No one wanted hot tea, and when Lucy, that was her name she told them, brought out the ice-cold milk, they assured her it was far more delicious than any tea could be. Lucy couldn’t stay, for the dinner was on the stove and she expected the farmer men home to dinner at twelve. Mr. Horton paid her for the milk, and she said that the money would go into her school fund. She was saving to have enough to go away to school in the fall.
“I’m hungry, too,” declared Sunny Boy, watching Mother place the goodies on a white cloth as Harriet opened the boxes and handed them to her.
“I’m glad you have an appetite,” said Mother. “Things will taste good to you then. Come, girls and boys, we’re ready for you.”
Aunt Bessie and Miss Martinson passed their box of sandwiches and every one took one. Those were the egg ones Sunny Boy had remembered to tell his mother about. Then Mrs. Horton passed her box, and after all were served and Harriet was putting down the box, meaning to take up the fruit box, she saw something in it.

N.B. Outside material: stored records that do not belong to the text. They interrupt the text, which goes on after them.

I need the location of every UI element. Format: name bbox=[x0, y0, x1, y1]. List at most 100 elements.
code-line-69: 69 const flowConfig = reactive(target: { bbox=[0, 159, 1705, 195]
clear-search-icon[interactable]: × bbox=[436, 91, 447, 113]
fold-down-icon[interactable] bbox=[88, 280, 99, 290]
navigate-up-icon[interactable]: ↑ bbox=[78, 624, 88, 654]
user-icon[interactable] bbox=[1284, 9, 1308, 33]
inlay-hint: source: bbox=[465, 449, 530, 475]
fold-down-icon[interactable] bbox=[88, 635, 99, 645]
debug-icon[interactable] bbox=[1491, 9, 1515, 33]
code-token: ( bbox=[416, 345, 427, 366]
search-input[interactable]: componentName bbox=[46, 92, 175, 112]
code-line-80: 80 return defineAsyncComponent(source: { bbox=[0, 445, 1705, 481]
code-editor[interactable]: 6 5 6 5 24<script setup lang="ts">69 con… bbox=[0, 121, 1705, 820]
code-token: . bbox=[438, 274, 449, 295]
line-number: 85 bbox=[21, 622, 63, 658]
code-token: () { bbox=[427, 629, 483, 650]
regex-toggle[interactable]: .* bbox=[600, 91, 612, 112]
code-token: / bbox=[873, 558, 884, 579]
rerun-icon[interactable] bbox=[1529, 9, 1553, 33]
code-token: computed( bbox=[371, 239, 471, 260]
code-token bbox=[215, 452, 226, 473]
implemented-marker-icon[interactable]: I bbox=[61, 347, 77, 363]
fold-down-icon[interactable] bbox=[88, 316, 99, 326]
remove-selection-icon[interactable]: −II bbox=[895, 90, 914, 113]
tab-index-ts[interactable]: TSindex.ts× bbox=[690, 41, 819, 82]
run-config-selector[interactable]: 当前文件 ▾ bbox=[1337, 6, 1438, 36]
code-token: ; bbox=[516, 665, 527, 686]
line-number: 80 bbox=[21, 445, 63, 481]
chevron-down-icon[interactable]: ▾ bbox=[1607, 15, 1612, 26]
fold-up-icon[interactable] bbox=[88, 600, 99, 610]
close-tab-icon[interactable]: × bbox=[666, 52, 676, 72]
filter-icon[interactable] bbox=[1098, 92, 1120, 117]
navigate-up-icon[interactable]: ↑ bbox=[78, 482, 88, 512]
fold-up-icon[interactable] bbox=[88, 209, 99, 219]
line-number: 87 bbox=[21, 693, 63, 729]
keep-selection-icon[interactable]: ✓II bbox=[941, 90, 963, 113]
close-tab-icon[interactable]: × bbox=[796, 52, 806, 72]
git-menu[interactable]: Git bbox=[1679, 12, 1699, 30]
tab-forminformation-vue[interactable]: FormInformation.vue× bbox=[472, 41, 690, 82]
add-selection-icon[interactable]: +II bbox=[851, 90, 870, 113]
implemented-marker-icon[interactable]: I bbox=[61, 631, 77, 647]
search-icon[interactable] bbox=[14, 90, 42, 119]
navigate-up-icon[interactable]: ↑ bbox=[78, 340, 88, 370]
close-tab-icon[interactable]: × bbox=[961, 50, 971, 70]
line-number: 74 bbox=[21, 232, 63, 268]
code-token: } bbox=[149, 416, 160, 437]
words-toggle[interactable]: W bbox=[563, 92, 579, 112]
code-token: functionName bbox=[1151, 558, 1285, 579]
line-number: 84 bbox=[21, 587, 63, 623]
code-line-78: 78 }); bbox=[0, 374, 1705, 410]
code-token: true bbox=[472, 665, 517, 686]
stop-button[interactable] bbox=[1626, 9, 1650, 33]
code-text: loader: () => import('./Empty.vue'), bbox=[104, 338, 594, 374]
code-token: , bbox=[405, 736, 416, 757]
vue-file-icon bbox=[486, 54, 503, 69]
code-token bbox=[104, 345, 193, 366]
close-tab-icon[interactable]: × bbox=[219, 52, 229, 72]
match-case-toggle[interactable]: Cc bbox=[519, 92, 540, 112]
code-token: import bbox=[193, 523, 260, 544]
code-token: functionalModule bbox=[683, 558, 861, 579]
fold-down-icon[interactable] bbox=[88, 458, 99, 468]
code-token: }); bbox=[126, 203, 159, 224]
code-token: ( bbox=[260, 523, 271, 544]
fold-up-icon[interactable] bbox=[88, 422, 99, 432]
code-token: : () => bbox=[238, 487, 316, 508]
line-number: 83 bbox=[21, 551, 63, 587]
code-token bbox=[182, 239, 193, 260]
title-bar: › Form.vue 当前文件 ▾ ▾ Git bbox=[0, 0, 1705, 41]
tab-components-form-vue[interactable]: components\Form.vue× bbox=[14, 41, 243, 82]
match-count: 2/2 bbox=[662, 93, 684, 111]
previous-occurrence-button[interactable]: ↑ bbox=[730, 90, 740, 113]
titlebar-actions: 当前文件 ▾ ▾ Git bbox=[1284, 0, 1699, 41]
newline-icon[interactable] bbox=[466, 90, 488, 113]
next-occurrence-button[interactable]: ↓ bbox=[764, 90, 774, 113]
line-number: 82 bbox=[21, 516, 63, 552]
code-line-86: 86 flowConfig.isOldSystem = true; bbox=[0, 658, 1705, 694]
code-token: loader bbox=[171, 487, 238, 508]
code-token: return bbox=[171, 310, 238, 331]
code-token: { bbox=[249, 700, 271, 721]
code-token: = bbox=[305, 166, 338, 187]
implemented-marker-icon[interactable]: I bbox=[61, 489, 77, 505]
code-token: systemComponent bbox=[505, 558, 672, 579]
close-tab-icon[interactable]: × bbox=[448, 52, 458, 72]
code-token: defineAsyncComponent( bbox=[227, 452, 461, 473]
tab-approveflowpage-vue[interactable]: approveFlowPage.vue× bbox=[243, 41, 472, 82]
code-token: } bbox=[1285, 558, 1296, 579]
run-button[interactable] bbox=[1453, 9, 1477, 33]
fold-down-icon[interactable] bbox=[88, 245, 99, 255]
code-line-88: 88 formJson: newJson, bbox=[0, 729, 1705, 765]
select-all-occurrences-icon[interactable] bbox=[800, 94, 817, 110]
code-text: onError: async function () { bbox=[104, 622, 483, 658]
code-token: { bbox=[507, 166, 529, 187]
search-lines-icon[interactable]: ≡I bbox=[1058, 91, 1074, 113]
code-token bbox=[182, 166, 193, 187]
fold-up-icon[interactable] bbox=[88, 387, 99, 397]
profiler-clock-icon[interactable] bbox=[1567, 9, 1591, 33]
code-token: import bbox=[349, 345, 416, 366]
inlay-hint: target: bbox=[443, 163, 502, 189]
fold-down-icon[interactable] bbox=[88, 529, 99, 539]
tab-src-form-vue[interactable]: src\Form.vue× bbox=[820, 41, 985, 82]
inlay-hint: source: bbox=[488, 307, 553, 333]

“What’s this?” she asked, putting in her hand and drawing out a round, rather flat box. “Is it something you put in for the sandwiches, Mrs. Horton? Pepper and salt, maybe? It was down under the paper, and I most missed it.”
“That’s my s’prise!” cried Sunny Boy, who had forgotten about the box he had taken from the closet shelf. “I put it in, Mother. I like to pack boxes.”
“I knew it was nothing I had packed,” said Mrs. Horton wonderingly.
But Mr. Horton, who had been leaning over her shoulder to see the box, now rolled over on his back in the grass, shouting with laughter.
“It’s the stove polish!” he half-choked. “What won’t that child do next!”